- Directed by: Cheick Oumar Sissoko
- Written by: Jean-Louis Sagot-Durvaroux
- Produced by: Jacques Atlan Chantal Bagilishya
- Starring: Sotigui Kouyaté; Hélène Diarra;
- Cinematography: Lionel Cousin
- Edited by: Aïlo Auguste-Judith
- Release date: 16 May 1999;
- Running time: 102 minutes
- Countries: Mali France
- Language: Bambara

= Genesis (1999 film) =

1999 film

Genesis (La genèse) is a 1999 French-Malian drama film directed by Cheick Oumar Sissoko. It covers chapters 23 to 37 of the biblical Book of Genesis, with only African actors. It was screened in the Un Certain Regard section at the 1999 Cannes Film Festival.

==Plot==
There are three stories. First, there is Esau's hatred of his younger brother Jacob for taking his birthright. There is also the abduction and rape of their sister Dina by a Canaanite. The Canaanite falls in love with Dina and offers to make amends. Jacob demands that all the males in his tribe undergo circumcision, which they reluctantly agree to. While they are still recovering from the operation, they are set upon and slain to the last man. Finally, Jacob believes his favorite son, Joseph, to be dead, but later learns that he is alive in Egypt. Jacob and Esau settle their differences, and they all set out for Egypt.

==Cast==
- Sotigui Kouyaté as Jacob
- Salif Keita as Esau
- Balla Moussa Keita as Hamor
- Fatoumata Diawara as Dina
- Maimouna Hélène Diarra as Lea

==Reception==
In her Variety review, Deborah Young described the film as "one of the more challenging viewing experiences at Cannes this year ... So dense and poetic is Jean-Louis Sagot-Durvauroux's screenplay and so relentlessly African the idiom that viewers, like Noah, often find themselves adrift in high water." She praised the cinematography, costuming and music.

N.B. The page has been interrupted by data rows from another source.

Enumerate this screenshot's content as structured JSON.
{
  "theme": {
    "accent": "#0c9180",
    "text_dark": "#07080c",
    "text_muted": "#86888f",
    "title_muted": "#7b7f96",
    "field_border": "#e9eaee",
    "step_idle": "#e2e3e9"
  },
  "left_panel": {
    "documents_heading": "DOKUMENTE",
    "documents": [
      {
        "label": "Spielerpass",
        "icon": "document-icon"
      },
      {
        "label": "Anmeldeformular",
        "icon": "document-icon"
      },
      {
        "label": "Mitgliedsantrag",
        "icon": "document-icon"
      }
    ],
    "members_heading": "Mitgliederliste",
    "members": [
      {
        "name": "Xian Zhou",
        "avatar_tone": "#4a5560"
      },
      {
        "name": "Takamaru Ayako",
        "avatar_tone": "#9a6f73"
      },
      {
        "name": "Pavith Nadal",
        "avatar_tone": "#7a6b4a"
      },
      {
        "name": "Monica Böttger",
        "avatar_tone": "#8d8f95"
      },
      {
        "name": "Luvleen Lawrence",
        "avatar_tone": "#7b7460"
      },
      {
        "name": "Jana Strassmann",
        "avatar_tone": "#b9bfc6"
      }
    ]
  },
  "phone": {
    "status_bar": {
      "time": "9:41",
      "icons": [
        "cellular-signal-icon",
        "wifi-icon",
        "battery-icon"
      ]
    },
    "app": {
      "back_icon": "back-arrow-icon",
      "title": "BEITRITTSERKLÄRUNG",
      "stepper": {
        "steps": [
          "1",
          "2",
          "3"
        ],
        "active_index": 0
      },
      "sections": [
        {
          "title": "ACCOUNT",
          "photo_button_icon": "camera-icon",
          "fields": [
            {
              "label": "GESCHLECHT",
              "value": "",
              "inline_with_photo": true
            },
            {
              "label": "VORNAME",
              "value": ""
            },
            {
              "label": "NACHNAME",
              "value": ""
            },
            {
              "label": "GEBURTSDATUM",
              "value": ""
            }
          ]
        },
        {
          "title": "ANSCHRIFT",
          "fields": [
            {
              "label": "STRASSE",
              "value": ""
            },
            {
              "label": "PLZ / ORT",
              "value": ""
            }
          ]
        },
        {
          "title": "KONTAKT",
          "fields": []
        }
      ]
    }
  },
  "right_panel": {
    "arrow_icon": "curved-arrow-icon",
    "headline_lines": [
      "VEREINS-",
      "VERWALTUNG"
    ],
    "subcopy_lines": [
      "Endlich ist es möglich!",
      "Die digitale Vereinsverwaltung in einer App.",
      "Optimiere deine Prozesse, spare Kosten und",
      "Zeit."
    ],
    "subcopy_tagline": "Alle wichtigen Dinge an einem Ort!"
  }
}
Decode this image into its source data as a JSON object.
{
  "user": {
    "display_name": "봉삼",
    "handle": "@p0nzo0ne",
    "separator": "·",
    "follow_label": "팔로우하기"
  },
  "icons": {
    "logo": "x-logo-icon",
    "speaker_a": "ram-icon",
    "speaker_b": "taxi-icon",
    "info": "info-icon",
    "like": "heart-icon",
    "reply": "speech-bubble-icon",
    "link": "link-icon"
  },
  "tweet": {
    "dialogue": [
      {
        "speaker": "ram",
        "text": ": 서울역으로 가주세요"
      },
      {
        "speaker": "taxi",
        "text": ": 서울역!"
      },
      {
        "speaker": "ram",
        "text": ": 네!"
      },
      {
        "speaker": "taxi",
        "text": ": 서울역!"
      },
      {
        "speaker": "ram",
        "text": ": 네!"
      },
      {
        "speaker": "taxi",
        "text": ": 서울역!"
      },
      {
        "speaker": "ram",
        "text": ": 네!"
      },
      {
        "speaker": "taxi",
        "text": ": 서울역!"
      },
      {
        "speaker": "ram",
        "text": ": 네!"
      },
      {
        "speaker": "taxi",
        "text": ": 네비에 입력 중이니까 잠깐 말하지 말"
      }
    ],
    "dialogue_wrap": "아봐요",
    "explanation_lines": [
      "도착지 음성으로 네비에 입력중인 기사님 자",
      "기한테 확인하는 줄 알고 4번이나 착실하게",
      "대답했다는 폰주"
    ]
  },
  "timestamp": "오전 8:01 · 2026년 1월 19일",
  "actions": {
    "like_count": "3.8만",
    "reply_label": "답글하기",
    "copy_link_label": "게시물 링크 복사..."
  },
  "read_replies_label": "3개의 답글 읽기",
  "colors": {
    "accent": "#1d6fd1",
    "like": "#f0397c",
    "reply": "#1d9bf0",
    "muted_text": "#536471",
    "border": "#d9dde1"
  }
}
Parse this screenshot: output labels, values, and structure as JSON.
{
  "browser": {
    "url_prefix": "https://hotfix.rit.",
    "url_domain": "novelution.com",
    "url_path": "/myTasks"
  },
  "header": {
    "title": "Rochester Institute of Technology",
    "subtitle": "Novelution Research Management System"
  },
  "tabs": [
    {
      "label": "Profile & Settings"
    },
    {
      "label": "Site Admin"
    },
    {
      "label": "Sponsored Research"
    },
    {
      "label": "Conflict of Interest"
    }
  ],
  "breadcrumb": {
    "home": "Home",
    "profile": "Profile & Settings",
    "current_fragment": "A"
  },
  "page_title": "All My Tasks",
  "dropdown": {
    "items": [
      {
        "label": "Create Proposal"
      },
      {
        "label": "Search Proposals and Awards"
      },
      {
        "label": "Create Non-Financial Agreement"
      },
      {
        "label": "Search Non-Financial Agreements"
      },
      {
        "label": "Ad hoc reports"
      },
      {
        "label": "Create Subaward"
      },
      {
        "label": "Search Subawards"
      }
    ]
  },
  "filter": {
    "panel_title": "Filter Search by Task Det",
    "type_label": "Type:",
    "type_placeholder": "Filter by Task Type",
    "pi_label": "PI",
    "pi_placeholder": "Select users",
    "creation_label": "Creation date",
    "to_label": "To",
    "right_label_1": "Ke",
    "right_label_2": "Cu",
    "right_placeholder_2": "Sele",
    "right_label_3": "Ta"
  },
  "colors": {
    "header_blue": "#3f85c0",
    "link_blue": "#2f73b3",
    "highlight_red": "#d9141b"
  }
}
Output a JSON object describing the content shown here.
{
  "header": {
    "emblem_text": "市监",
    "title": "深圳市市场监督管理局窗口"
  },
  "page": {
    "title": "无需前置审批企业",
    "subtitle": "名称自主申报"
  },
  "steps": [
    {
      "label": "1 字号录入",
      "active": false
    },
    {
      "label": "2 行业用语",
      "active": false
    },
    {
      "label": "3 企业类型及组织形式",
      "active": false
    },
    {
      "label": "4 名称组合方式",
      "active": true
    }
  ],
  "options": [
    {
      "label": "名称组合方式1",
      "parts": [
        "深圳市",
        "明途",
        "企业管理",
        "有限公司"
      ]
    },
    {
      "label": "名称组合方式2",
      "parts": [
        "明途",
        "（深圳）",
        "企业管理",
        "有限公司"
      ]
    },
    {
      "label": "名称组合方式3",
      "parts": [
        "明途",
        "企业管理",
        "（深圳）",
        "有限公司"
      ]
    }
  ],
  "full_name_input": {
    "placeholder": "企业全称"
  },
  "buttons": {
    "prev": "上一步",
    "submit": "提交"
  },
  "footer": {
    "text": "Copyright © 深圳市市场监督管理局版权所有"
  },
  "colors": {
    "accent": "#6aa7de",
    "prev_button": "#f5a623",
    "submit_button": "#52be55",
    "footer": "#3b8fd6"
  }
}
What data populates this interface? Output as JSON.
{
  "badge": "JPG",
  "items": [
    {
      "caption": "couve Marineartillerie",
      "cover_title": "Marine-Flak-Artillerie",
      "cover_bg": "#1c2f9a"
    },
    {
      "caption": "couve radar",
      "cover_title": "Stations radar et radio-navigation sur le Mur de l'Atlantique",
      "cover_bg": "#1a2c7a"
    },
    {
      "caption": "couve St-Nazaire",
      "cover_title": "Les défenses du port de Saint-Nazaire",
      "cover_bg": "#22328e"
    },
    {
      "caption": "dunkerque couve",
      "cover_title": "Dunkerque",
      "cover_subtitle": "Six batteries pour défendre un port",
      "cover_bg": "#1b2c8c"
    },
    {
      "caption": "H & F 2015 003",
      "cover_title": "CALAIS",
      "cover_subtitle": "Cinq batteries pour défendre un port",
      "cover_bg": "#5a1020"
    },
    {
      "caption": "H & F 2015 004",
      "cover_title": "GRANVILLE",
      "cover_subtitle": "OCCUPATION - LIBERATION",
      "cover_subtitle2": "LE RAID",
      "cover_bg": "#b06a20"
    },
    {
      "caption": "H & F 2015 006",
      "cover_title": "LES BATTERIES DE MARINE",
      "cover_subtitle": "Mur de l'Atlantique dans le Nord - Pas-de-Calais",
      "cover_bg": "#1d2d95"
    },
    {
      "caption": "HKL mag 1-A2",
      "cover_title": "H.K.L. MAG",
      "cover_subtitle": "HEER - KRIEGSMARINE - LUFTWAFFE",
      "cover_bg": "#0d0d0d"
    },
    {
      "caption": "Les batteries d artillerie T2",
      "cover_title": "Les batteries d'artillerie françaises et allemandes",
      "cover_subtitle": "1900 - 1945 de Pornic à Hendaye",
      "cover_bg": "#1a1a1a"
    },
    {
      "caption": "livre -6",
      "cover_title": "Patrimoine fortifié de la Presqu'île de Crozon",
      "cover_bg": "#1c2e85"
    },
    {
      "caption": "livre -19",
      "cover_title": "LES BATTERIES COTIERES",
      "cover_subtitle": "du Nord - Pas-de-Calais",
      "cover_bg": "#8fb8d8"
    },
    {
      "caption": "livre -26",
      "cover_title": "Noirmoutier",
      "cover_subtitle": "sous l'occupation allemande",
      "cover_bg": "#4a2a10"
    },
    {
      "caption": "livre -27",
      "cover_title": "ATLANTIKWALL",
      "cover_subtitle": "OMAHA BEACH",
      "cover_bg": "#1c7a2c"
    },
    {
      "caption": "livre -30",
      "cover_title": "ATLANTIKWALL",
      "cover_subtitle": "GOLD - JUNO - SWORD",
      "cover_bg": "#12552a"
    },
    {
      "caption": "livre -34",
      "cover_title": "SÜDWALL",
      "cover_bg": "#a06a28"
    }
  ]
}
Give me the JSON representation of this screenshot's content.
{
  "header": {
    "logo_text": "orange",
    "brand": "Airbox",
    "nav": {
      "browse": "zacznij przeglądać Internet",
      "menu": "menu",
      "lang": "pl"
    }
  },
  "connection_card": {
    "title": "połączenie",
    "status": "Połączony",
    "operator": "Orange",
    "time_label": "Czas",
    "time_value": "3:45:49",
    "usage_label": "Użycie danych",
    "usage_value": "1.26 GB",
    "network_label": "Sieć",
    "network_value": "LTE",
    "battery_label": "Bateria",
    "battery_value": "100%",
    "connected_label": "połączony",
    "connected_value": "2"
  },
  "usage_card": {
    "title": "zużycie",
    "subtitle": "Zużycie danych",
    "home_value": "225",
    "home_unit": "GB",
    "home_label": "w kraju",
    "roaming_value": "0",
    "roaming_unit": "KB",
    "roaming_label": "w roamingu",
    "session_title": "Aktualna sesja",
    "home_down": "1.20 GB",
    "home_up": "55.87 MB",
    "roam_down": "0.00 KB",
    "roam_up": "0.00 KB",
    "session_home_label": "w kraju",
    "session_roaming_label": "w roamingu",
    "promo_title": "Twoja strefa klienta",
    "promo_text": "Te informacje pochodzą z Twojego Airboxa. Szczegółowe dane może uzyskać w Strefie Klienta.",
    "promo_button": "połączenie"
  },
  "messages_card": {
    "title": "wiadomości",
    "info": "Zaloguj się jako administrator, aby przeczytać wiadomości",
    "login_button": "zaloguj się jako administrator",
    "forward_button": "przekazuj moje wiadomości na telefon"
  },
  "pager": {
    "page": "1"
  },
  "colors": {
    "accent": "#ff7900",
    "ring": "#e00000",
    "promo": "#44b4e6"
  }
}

Stephen Holden of The New York Times called it a "confused allegorical meditation on the region's simmering tribal conflicts". The movie "doesn't really go anywhere, and its most powerful stories are told rather than dramatized." However, he too lauded the cinematography of the "majestically picturesque film".

Kevin Hagopian, Senior Lecturer in Media Studies at Pennsylvania State University, dissented, calling it a "masterwork of the modern diasporic cinema movement".